Educational Pearls (last week)

Good afternoon all, here are some points from our last academic activity entitled (The Immunocompromised Patient):

  • There are 2 types of immunity: innate which does not need previous exposure and acquired (adaptive) immunity which needs pervious antigen exposure .


  • The stem cell of bone marrow contains 3 times the number of WBC found in the circulation .


  • Pregnancy causes immunosuppression .


  • Cyclosporine is metabolized by cytochrome P-450, so try to avoid prescribing any medication that shares the same enzyme for metabolism, for example, a concomitant macrolide can cause hepatotoxicity or even rejection .


  • Corticosteroids:
    1. May cause change in WBC count as early as 6 hours from administration.
    2. Any abdominal pain in a patient who is on corticosteroid should be taken seriously and needs to be investigated for serious complications  such as perforated viscous and intra-abdominal abscess.
    3. Sutured wounds in patients on corticosteroids need double the time to heal (it affects healing).


  • Febrile Neutropenia:     ANC = WBC count * ((PMNs/100) + (Bands/100)).

Initiation of monotherapy with an anti-pseudomonal beta-lactam agent, such as cefepime, meropenem, imipenem/cilastatin or piperacillin-tazobactamCeftazidime monotherapy has also been shown to be as effective as other regimens .

  • HIV-positive patients: if CD4 is below 200 then this patient needs a prophylactic antibiotic for PCP.


  • 30% of elderly patients with infection will present without fever. Thus, absence of fever does not rule out infection.


  • 89% of elderly patients coming with fever will have an infection. (so deal with fever seriously in this group of patients).
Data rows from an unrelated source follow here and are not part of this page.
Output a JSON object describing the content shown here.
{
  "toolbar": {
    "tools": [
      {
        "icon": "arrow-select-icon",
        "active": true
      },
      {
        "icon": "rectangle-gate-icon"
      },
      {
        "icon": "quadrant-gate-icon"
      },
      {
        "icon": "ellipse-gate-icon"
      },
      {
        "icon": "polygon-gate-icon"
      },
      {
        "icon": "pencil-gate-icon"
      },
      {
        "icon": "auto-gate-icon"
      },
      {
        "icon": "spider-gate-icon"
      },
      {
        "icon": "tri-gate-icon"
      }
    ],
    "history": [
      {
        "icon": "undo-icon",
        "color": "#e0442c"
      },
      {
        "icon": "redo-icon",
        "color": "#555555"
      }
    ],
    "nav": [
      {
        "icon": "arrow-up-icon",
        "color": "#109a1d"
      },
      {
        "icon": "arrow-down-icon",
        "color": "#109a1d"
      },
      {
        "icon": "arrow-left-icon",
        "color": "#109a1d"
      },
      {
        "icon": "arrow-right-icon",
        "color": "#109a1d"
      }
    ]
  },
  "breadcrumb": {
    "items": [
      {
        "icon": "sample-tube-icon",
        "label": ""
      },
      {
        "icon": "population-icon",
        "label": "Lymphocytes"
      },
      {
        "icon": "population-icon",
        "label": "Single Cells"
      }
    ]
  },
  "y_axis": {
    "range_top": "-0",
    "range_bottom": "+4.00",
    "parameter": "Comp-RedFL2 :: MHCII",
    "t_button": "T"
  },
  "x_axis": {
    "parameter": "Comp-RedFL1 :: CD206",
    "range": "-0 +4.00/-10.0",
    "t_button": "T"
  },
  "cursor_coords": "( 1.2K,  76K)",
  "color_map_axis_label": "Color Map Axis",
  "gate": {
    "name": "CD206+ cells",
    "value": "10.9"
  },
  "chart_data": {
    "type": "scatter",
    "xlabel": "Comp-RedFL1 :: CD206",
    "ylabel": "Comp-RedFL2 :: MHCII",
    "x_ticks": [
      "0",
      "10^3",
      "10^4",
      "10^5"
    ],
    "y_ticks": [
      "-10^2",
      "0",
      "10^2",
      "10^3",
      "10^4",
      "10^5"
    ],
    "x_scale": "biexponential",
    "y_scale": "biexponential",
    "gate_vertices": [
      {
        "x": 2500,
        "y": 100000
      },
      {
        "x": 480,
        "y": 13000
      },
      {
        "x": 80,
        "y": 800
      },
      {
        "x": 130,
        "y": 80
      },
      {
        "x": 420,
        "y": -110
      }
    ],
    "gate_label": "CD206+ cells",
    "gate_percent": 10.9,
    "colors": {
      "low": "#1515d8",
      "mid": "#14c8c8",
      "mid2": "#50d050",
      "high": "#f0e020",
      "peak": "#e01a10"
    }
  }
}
One thought on “Educational Pearls (last week)”

  1. Thanks Muhammad!
    Great examples…
    Immunosuppression is not simply a reduction in WBC count. It is a deficiency of any of the following:
    -T cells
    -humoral immunity eg. B cell, antibodies, plasma cells

    That’s why for example a sickler who has functional asplenia is immunocompromised even with a normal WBC count, or in AIDS we look at the CD4 count and not the WBC count.